I. A Rebuke for the Self-Satisfied (Rev. 3:14-16)
Laodicea was centrally located between two cities – the one to the north known for its hot springs that had medicinal value, and the city to the south had cold, refreshing water. On the contrary, Laodicea had terrible, mineral-filled lukewarm water not fit to drink. This was the backdrop of Jesus’ illustration. In its most basic meaning, to be “lukewarm” as a Christian means to lack zeal, to lack enthusiasm or passion, to take something as amazing and miraculous as the gospel, as God’s grace shown to us in Christ, and look at it with indifference, ingratitude and boredom. But being lukewarm is more than that. After all, Jesus says, “I know your works”. Their actions, their works of ministry, their lives have become empty and ineffective. So Jesus is not just dealing with a lack of enthusiasm. He’s dealing with Christians who have become fruitless in their ministry to one another and to the lost, and not even realizing it. In response, Jesus says, “I will spit you out of my mouth,” literally to vomit. This church’s condition nauseates the Lord.

II. A Remedy for the Self-Deceived (Rev. 3:17-19)
The city was wealthy, and so was the church. There was a smug self-reliance in the church. A mentality of “look what we have built, look what we have done, look at all we have accomplished with our own strength.” Self-reliance. Pride. To depend on me means I won’t depend on God. I won’t pray and ask God for help. And I will never give God the glory for anything. What’s the remedy? Humility. To be humbled before the Lord, and repent. Confess your sin of self-reliance and call out on Him for help. That’s what Jesus is telling them in v. 18, addressing each one of the sources of the city’s wealth (banking, textiles and a medical school), by telling the church they need not to depend on themselves but on Christ alone.

III. A Reward for the Repentant (Rev. 3:20-22)
The picture of Jesus standing at the door and knocking is not a picture for the unbeliever to “let him in”. This is a message to the church, for those who claim to belong to Jesus but have in essence locked Him out, pretending they don’t need Him. He is calling His church to repentance. And with that, the promise of reward: 1) Jesus will come in a re-establish covenant, and 2) Jesus will give a place of honor, sharing in the authority of His throne. What an amazing act of love and kindness. Jesus could have written them off. He could have given up on them all. But He didn’t. His mercy and grace were made available to those who deserved it the least. And this picture of mercy and grace is intentional in the text. For those who have become lukewarm, those who are complacent and bored and indifferent to the gospel, the way that changes is for us to be reminded of just how amazing God’s grace is, just how deep His love is for us, just how powerful and complete His forgiveness is.


In light of these reminders, ask yourself:

  • Have I grown unimpressed with the gospel?
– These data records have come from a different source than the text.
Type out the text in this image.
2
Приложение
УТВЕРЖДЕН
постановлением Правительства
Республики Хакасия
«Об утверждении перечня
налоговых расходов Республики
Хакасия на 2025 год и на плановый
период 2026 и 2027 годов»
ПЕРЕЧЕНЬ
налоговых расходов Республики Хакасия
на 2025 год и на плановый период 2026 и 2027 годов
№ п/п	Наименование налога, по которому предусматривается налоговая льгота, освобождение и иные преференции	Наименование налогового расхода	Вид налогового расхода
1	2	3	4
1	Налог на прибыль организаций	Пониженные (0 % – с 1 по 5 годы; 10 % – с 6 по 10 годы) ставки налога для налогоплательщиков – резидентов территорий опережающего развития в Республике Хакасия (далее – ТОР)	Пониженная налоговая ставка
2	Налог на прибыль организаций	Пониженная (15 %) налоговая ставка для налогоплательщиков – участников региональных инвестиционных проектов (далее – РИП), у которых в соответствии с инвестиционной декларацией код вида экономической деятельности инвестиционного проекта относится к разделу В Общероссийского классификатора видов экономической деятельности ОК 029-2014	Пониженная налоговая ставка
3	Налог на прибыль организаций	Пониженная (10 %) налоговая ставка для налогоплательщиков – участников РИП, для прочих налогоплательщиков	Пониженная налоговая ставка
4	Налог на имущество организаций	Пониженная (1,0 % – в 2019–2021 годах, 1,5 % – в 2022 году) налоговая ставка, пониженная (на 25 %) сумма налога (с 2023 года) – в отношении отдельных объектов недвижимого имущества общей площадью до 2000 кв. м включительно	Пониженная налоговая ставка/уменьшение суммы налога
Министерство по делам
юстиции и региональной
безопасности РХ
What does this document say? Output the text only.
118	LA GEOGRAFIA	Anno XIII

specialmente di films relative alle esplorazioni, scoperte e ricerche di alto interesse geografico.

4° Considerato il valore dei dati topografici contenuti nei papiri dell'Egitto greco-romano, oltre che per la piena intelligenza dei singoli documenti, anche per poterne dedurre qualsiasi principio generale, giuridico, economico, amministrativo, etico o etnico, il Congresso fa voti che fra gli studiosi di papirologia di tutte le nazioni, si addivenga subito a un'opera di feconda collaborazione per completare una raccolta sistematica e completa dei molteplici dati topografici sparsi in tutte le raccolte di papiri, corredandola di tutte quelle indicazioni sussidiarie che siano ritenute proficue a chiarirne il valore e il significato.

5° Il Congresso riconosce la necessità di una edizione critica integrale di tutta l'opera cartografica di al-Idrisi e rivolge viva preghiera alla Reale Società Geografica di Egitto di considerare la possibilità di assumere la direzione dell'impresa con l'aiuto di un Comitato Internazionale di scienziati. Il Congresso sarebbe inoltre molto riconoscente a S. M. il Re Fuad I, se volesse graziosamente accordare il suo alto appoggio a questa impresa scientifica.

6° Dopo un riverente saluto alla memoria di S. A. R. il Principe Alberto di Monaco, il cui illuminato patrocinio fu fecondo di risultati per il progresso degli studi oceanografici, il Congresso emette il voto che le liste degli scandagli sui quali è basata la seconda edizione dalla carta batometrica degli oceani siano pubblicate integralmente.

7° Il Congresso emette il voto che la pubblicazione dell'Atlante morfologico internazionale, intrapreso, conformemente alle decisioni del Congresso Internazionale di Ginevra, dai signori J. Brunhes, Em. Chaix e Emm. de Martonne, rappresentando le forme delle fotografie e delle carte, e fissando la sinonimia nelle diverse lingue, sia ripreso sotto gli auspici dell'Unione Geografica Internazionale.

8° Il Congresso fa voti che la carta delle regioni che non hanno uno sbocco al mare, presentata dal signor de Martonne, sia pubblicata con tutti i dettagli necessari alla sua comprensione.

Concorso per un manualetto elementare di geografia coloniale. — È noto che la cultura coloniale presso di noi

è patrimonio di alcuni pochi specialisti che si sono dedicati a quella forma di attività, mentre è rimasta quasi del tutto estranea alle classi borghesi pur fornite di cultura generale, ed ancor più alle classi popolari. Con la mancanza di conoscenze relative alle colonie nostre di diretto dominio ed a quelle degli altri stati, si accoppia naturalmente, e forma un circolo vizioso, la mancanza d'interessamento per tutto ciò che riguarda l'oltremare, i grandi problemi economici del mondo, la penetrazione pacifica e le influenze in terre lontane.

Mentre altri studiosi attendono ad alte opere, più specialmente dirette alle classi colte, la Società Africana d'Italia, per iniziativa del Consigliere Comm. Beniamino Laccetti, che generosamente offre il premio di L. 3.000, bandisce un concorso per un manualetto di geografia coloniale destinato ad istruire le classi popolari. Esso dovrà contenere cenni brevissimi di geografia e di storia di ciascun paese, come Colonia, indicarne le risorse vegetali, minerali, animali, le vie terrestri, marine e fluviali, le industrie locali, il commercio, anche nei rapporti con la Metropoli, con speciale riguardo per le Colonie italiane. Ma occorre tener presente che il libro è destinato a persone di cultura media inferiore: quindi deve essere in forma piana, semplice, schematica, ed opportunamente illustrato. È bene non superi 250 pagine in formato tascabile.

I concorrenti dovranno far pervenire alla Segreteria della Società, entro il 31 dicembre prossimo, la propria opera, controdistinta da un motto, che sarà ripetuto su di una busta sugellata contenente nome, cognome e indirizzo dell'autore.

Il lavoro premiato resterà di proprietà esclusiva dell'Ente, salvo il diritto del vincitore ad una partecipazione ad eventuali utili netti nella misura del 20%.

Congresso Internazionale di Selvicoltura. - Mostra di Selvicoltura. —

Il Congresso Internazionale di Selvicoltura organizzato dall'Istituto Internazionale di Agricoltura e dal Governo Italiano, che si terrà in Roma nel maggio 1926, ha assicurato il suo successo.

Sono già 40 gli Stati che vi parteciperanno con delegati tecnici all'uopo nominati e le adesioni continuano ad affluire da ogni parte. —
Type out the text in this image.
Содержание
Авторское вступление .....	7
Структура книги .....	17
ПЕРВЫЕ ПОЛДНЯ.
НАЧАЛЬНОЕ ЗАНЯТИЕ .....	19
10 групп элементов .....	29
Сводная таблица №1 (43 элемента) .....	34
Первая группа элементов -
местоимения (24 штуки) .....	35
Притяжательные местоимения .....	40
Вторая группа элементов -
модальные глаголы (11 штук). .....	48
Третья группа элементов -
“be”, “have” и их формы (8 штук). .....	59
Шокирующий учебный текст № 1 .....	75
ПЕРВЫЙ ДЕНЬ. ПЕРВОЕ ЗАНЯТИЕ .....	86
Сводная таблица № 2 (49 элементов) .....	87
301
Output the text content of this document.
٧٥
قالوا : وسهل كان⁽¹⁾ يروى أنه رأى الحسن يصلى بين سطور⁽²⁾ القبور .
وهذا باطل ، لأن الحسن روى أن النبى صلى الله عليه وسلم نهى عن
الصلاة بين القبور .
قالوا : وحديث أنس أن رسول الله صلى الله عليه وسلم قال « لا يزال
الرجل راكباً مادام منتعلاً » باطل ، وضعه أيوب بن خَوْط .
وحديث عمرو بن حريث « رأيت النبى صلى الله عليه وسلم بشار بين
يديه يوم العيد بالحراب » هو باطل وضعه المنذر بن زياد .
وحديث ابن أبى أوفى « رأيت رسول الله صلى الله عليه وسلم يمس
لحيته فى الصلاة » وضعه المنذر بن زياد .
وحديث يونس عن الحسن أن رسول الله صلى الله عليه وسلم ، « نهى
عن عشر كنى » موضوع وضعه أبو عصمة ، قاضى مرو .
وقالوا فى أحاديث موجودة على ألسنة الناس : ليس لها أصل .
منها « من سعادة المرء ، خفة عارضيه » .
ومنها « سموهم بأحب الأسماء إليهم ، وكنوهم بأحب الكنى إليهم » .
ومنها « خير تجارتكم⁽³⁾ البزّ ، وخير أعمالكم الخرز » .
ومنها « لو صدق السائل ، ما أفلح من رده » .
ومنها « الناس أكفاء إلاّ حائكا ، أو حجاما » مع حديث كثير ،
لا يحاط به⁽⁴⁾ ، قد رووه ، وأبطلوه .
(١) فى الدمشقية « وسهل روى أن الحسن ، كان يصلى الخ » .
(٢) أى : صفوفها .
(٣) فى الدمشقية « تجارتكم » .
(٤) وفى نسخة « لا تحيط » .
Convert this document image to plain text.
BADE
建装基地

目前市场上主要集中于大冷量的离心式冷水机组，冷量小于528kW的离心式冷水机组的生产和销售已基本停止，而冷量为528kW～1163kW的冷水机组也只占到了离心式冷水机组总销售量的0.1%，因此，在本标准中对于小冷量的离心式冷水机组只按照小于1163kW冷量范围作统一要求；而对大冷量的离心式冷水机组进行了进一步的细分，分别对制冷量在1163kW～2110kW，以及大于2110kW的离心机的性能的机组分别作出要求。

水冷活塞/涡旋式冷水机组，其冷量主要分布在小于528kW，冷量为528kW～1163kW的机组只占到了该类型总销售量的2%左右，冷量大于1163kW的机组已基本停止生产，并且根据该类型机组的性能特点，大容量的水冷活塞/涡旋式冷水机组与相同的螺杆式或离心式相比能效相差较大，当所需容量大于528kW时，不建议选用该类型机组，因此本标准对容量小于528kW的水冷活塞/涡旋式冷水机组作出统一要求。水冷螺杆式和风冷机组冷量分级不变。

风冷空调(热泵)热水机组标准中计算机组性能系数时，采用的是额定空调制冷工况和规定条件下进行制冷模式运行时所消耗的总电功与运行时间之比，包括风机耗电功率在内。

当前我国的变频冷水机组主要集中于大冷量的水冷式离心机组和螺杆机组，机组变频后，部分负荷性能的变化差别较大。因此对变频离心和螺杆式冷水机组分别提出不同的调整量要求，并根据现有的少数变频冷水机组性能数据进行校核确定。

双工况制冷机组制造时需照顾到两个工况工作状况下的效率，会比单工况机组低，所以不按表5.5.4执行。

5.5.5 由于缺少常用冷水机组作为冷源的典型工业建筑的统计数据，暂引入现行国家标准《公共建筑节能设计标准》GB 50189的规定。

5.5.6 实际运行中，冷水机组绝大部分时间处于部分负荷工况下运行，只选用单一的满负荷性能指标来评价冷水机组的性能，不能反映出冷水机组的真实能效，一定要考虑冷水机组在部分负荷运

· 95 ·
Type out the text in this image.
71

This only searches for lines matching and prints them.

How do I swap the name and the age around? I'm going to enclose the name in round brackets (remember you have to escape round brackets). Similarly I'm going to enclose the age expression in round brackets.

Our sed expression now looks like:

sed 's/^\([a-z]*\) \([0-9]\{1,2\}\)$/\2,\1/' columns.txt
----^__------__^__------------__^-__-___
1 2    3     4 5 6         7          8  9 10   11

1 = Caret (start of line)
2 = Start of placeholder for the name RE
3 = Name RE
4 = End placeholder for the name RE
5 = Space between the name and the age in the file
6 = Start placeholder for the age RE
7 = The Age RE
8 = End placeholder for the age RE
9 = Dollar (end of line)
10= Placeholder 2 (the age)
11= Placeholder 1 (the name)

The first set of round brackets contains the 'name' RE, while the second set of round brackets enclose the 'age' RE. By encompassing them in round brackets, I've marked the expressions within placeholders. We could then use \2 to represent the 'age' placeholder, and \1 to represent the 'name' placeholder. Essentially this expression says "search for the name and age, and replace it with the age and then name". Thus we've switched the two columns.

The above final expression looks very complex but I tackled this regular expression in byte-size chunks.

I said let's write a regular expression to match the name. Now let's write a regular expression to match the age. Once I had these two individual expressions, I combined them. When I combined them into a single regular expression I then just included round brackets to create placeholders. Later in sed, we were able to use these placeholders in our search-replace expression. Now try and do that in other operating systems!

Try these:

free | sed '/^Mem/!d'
When I hear the gospel sung, or preached, or I read it in the pages of Scripture, is my heart moved? If not, why not?
  • When I do feel numb or unmoved, what do I do about it? Do I take that to the Lord and receive refreshment and joy from Him?
  • If I am excited and zealous about Jesus and about His gospel, does it show in how I share the gospel with others, and how I make disciples of others?
  • Do I serve the Lord in my own strength, out of obligation, OR out of a joyful dependence in Christ, and for the glory of Christ?

If you see signs of a lukewarm heart, Jesus stands at the door knocking, ready to bring real change. May our prayer echo the psalmist David, “Lord, Return to me the joy of your salvation”. And Jesus is faithful to do just that.